Dell does tough: Latitude XFR D630
Dell's latest quarterly financial results beat Wall Street expectations, leading to a brief surge in the share price (the shorts got socked), but expectations were pretty low. Dell's first quarter revenues grew by 9% to $16 billion, while profits just edged ahead by 4% to $784 million. The company said:
Product shipments in the quarter increased 22%, with servers growing three times the industry rate at 21%. Storage revenue increased 15% and enhanced services revenue was up 13%. Notebook unit growth, a Dell strategic priority, rose sharply at 43% and 1.2 times the industry growth rate. Consumer units grew at more than two times the industry rate and the company increased its global share by 1.2 points to 8.8% during the quarter.

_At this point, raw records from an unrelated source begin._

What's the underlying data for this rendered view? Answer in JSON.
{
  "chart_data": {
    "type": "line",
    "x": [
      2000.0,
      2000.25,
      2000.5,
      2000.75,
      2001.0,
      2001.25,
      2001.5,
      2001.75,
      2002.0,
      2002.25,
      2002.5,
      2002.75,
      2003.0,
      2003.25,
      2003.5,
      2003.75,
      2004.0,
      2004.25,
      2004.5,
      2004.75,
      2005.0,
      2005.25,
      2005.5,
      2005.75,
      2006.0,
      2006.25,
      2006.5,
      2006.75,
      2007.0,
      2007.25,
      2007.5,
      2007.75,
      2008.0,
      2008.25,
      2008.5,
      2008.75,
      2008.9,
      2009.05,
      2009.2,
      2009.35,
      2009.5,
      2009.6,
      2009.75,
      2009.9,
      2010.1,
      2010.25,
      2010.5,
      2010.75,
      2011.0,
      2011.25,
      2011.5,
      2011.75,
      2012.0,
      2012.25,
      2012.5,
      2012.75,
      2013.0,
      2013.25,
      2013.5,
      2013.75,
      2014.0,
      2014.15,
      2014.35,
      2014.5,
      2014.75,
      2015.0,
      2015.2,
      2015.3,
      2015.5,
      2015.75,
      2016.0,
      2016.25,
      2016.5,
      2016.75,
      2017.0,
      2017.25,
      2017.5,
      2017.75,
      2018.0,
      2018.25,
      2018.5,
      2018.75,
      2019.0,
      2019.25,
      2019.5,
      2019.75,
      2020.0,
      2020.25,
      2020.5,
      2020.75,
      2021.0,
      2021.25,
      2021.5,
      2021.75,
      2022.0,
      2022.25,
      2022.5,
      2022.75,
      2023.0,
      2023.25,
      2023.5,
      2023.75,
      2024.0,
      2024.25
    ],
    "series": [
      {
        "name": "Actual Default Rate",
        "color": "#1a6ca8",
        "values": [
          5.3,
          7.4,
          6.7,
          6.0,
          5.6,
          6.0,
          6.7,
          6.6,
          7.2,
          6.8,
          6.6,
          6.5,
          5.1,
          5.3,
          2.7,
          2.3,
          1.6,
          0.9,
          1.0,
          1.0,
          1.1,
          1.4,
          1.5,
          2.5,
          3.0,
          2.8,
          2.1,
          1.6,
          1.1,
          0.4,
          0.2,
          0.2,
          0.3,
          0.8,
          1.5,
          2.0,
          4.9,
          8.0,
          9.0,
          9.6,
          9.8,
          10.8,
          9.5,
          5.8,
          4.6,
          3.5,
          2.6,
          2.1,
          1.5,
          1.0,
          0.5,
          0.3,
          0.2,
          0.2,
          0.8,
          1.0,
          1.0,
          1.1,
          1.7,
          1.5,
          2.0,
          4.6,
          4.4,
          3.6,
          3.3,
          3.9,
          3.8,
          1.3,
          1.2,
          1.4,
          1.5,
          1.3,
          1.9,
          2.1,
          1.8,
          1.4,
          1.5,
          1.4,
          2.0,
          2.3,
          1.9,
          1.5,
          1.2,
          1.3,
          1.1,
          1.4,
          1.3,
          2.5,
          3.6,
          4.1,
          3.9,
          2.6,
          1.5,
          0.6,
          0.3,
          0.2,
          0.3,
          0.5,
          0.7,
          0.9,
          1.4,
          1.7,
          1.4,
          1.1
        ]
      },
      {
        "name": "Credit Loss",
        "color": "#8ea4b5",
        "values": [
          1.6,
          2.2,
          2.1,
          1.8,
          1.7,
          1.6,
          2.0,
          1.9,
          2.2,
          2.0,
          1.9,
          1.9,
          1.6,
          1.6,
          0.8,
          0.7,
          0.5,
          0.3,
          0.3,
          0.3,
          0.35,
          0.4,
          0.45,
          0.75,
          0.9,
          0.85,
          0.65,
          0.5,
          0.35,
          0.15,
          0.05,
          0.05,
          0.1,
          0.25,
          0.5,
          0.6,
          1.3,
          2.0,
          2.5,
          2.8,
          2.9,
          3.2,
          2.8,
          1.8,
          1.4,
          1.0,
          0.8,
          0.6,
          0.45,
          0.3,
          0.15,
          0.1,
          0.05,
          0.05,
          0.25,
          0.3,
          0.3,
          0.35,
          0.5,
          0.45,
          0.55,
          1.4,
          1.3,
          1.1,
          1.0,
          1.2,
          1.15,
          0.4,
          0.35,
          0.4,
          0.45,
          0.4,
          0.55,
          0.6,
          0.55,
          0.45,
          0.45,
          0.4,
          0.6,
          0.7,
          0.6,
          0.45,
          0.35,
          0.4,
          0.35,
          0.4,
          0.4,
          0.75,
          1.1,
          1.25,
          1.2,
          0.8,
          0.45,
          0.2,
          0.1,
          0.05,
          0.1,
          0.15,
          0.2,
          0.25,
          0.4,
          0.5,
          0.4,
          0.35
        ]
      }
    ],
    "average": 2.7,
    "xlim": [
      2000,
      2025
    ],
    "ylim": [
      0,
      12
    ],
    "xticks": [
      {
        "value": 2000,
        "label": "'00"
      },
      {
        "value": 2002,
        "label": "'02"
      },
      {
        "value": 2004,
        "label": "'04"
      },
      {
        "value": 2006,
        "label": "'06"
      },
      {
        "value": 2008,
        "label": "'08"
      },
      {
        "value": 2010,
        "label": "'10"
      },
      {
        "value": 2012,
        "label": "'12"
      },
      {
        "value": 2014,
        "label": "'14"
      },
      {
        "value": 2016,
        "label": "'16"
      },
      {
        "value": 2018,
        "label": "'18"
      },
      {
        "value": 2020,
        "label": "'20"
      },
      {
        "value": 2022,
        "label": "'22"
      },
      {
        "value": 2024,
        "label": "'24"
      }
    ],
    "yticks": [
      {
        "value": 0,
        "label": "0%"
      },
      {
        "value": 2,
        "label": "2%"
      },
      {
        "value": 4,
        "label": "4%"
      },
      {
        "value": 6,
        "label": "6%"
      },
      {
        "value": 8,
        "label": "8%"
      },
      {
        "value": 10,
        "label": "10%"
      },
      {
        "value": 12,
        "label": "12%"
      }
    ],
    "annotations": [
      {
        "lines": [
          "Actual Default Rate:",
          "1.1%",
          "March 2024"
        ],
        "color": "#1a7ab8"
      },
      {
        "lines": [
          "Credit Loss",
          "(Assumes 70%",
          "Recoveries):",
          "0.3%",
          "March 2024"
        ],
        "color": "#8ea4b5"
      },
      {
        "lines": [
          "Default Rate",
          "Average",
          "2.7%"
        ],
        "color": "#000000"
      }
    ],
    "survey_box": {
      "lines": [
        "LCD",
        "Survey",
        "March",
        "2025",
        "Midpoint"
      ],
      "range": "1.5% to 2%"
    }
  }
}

Much of the turnaround came from shedding 7,000 staff over the past year, though Dell also "added about 2,700 employees through acquisitions". It also benefited from the weak dollar.
Dell says it did well in India and China, "with revenue increases of 52% and 30%, and unit shipment growth of 68% and 43%".
Getting into retail outlets (13,000 now) helped notebook sales. Dell says:
"Notebook units grew 43% year-over-year with revenue growth of 22%. In the quarter, Dell released its first fully ruggedized laptop, the Latitude XFR D630. In Global Consumer, notebook units increased 78% and made up 60% of the product mix."
One assumes that the revenue growth is much lower than the unit growth in notebooks not just because of falling prices, but because retail sales are likely to be less profitable. (There's a dealer margin.)
Still, the company does seem to have turned the corner following Michael Dell's return to the helm on January 31, 2007.
Whether Dell will ever resume its former stunning growth path is another matter. The world has changed since then.